Our wiring is simple: the kit runs straight from our 12 V junction/busbar, fed by our Liontron LiFePO4 battery. The Starlink antenna cable coming from the dish joins the kit as well. Then another Ethernet cable goes to our router which delivers Wifi. We also fitted a physical on/off switch in the van so we can kill it completely when we’re not using it (more on that below, note that we are using a DC to DC system to charge while driving along with a 400W Solar panel on the roof which keeps it charging). As always with a high-draw 12 V device, use appropriately rated fusing and cable gauge for the run length — if you’re not confident sizing that, get it checked.
12V conversion kits for Starlink Gen 3
StarWifi Plug & Play V3 Kit — what we use
The kit in our van. Power supply only (no router), plug-and-play with no wire cutting, Gen 3 compatible, 12V/24V. The only European-native option we found — ships free across Europe, Switzerland and the UK on orders over €150.
€198.33 · Buy from StarWifi →
Star Mount Systems Star-Box
US-based but explicitly ships to Europe and covers EU consumer rights (14-day returns). All-in-one: 12V conversion with a built-in WiFi 6 router, plug-and-play, no wire cutting. A solid option if you want everything in one box rather than pairing a converter with your own router.
💶 Budget route — Amazon
We’d rather not send you to Amazon, but if budget is the priority: search “Starlink Gen 3 12V Konverter” or “Starlink V3 12V conversion kit” on Amazon and you’ll find generic step-up converters for €40–70. Same PoE injector principle, no wire cutting. Quality and support vary — no named brand behind them if something goes wrong, but they could work. Your call.
Which plan — and what it costs
For van life you want a Roam plan (Starlink’s mobile tier, formerly “RV”). Crucially, the fixed Residential plans are locked to your home address and won’t work if relocating somewhere else — so ignore those for travel, however cheap they look.
Roam itself comes in tiers, and this is where it pays to read carefully because the structure shifts.
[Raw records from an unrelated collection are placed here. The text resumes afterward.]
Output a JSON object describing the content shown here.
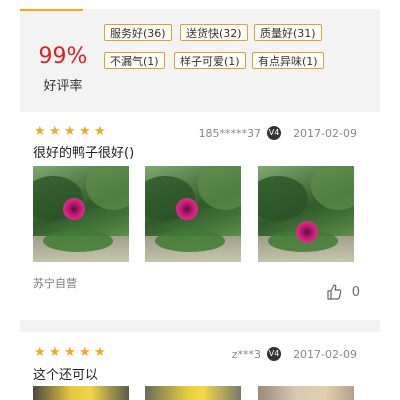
{
  "summary": {
    "rate_value": "99%",
    "rate_label": "好评率",
    "tags": [
      {
        "label": "服务好(36)"
      },
      {
        "label": "送货快(32)"
      },
      {
        "label": "质量好(31)"
      },
      {
        "label": "不漏气(1)"
      },
      {
        "label": "样子可爱(1)"
      },
      {
        "label": "有点异味(1)"
      }
    ],
    "accent_color": "#f5a623",
    "rate_color": "#e01f1f"
  },
  "reviews": [
    {
      "rating": 5,
      "user": "185*****37",
      "level": "V4",
      "date": "2017-02-09",
      "text": "很好的鸭子很好()",
      "seller": "苏宁自营",
      "likes": "0",
      "photos": [
        "flower-photo",
        "flower-photo",
        "flower-photo"
      ]
    },
    {
      "rating": 5,
      "user": "z***3",
      "level": "V4",
      "date": "2017-02-09",
      "text": "这个还可以",
      "photos": [
        "duck-photo",
        "duck-photo",
        "duck-photo"
      ]
    }
  ],
  "icons": {
    "star": "star-icon",
    "like": "thumbs-up-icon",
    "level": "vip-badge-icon"
  },
  "colors": {
    "star": "#f5a623",
    "tag_border": "#d9a13a"
  }
}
As of June 2026 the broad shape in Europe is:
Approximate monthly prices, Europe, June 2026 — they vary by country and VAT and change often. Verify on starlink.com.
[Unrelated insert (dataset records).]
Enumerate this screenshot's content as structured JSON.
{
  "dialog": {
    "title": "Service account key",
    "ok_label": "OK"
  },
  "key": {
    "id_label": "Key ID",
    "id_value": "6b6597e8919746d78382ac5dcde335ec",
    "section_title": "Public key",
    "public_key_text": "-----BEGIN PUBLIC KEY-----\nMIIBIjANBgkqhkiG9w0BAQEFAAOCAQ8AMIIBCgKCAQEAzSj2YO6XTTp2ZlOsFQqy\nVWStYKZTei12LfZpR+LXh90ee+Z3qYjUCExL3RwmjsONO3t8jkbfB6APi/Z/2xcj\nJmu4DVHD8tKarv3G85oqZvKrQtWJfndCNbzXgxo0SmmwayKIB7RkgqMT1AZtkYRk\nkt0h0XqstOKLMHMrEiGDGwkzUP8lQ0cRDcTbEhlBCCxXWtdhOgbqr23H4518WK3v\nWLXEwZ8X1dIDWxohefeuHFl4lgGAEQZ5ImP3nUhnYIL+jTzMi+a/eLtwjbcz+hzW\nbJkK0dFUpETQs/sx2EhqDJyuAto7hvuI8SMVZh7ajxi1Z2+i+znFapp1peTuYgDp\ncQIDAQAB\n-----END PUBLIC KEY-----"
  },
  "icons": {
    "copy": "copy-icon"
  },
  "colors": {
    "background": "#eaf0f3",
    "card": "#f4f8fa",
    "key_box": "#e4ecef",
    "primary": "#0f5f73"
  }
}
| Plan | Data | Coverage | Approx. price (EU) | Best for |
|---|---|---|---|---|
| Roam (entry) | ~100GB full speed, then unlimited slow | Your continent (e.g. Europe) | ~€40–55 | Occasional / light use |
| Roam Unlimited (Regional) | Unlimited | Your continent (e.g. Europe) | ~€72–89 | Full-time travel within Europe |
| Roam Global | Unlimited | Worldwide | ~€175 | Crossing continents |
💶 What we actually pay
We’re on Roam Unlimited (Europe), registered in Germany, at €89/month. It’s unlimited, works across the European countries we travel through, and we pause it (see below) when we’re not using it. For pure within-Europe van life it’s the sweet spot — Roam Global is roughly double and only worth it if you’re leaving the continent.
A few things that apply whichever Roam tier you pick: there’s no contract, you can change tier or pause in the app, and once past any data cap the connection drops to a slow-but-usable speed (fine for email, calls and messages) rather than cutting off. Roam traffic is deprioritised behind local Residential users when a given area is congested — in theory a downside, in practice something we’ve genuinely never noticed, because the remote, rural spots vanlifers park in simply don’t have many home subscribers competing for the same capacity.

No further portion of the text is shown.